00000480  03 03 03 03 03 03 03 03 03 03 03 03 03 03 03 03  ................
00000490  03 03 03 03 03 03 08 08 08 08 08 08 08 08 08 08  ................
000004A0  08 08 08 08 08 08 08 08 08 08 08 08 08 08 08 08  ................
000004B0  08 08 08 08 08 08 08 08 08 08 08 08 08 08 08 08  ................
000004C0  08 08 08 08 08 08 08 08 08 08 08 08 08 08 08 08  ................
000004D0  08 08 08 08 08 08 08 08 08 08 08 08 08 08 08 08  ................
000004E0  08 08 08 08 08 08 01 03 03 03 03 03 03 03 03 03  ................
000004F0  03 03 03 03 03 03 03 03 03 03 03 03 03 03 03 03  ................

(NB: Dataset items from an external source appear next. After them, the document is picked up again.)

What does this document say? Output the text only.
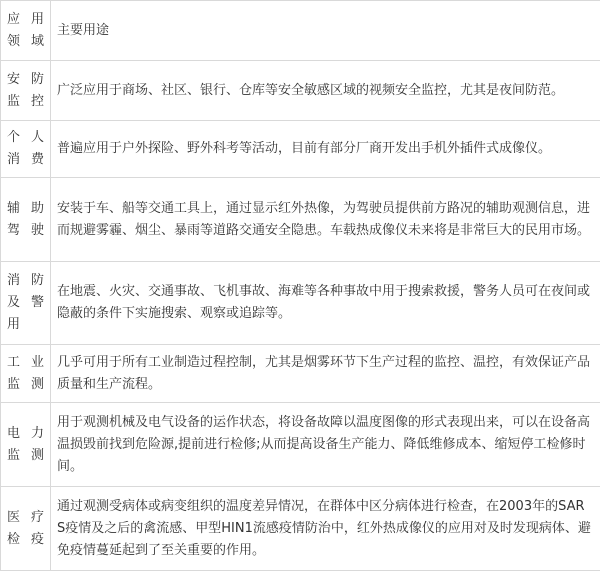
应用领域	主要用途
安防监控	广泛应用于商场、社区、银行、仓库等安全敏感区域的视频安全监控，尤其是夜间防范。
个人消费	普遍应用于户外探险、野外科考等活动，目前有部分厂商开发出手机外插件式成像仪。
辅助驾驶	安装于车、船等交通工具上，通过显示红外热像，为驾驶员提供前方路况的辅助观测信息，进而规避雾霾、烟尘、暴雨等道路交通安全隐患。车载热成像仪未来将是非常巨大的民用市场。
消防及警用	在地震、火灾、交通事故、飞机事故、海难等各种事故中用于搜索救援，警务人员可在夜间或隐蔽的条件下实施搜索、观察或追踪等。
工业监测	几乎可用于所有工业制造过程控制，尤其是烟雾环节下生产过程的监控、温控，有效保证产品质量和生产流程。
电力监测	用于观测机械及电气设备的运作状态，将设备故障以温度图像的形式表现出来，可以在设备高温损毁前找到危险源,提前进行检修;从而提高设备生产能力、降低维修成本、缩短停工检修时间。
医疗检疫	通过观测受病体或病变组织的温度差异情况，在群体中区分病体进行检查，在2003年的SARS疫情及之后的禽流感、甲型HIN1流感疫情防治中，红外热成像仪的应用对及时发现病体、避免疫情蔓延起到了至关重要的作用。
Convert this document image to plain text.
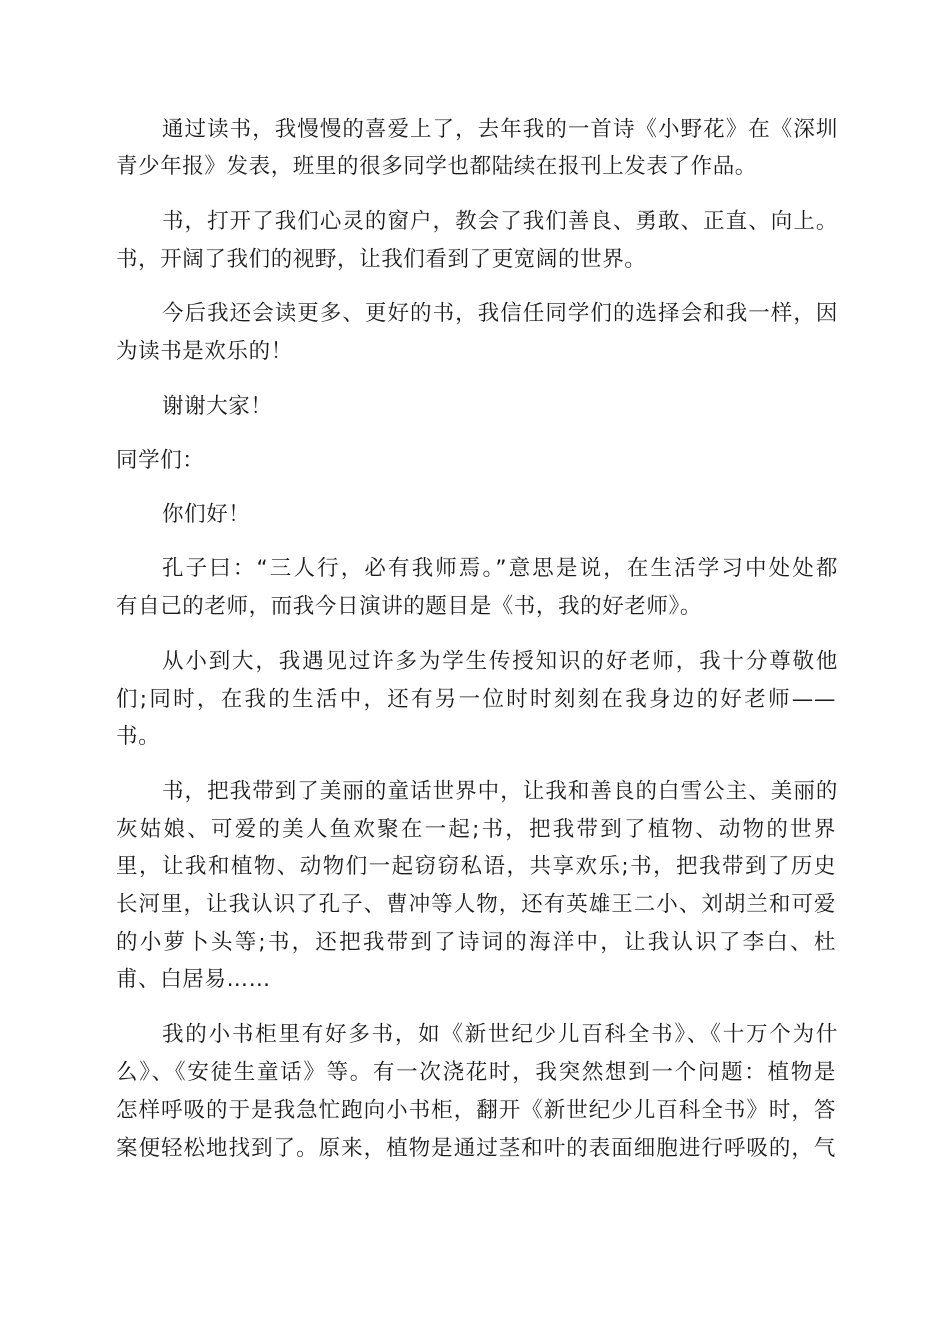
通过读书，我慢慢的喜爱上了，去年我的一首诗《小野花》在《深圳
青少年报》发表，班里的很多同学也都陆续在报刊上发表了作品。
书，打开了我们心灵的窗户，教会了我们善良、勇敢、正直、向上。
书，开阔了我们的视野，让我们看到了更宽阔的世界。
今后我还会读更多、更好的书，我信任同学们的选择会和我一样，因
为读书是欢乐的！
谢谢大家！
同学们：
你们好！
孔子曰：“三人行，必有我师焉。”意思是说，在生活学习中处处都
有自己的老师，而我今日演讲的题目是《书，我的好老师》。
从小到大，我遇见过许多为学生传授知识的好老师，我十分尊敬他
们;同时，在我的生活中，还有另一位时时刻刻在我身边的好老师——
书。
书，把我带到了美丽的童话世界中，让我和善良的白雪公主、美丽的
灰姑娘、可爱的美人鱼欢聚在一起;书，把我带到了植物、动物的世界
里，让我和植物、动物们一起窃窃私语，共享欢乐;书，把我带到了历史
长河里，让我认识了孔子、曹冲等人物，还有英雄王二小、刘胡兰和可爱
的小萝卜头等;书，还把我带到了诗词的海洋中，让我认识了李白、杜
甫、白居易……
我的小书柜里有好多书，如《新世纪少儿百科全书》、《十万个为什
么》、《安徒生童话》等。有一次浇花时，我突然想到一个问题：植物是
怎样呼吸的于是我急忙跑向小书柜，翻开《新世纪少儿百科全书》时，答
案便轻松地找到了。原来，植物是通过茎和叶的表面细胞进行呼吸的，气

00000500  03 03 03 03 03 03 03 03 03 03 03 03 03 03 03 03  ................
00000510  03 03 03 03 03 03 03 03 03 03 03 03 03 03 03 03  ................
00000520  03 03 03 03 03 03 03 03 03 03 03 03 03 03 03 03  ................
00000530  03 03 03 03 03 03 03 03 03 03 03 03 03 03 03 03  ................
00000540  03 03 03 03 03 03 08 08 08 08 08 08 08 08 08 08  ................
00000550  08 08 08 08 08 08 08 08 08 08 08 08 08 08 08     ...............
several repetitions.

So there is at least another code to repeat a previous sequence from a dictionary or sliding window ala LZ77.

EDIT: Oh wait! You are completely right. Teaches me to read this thread after going out for drinks. I'll try and whip out something that uses that pattern and see if the game rolls with it.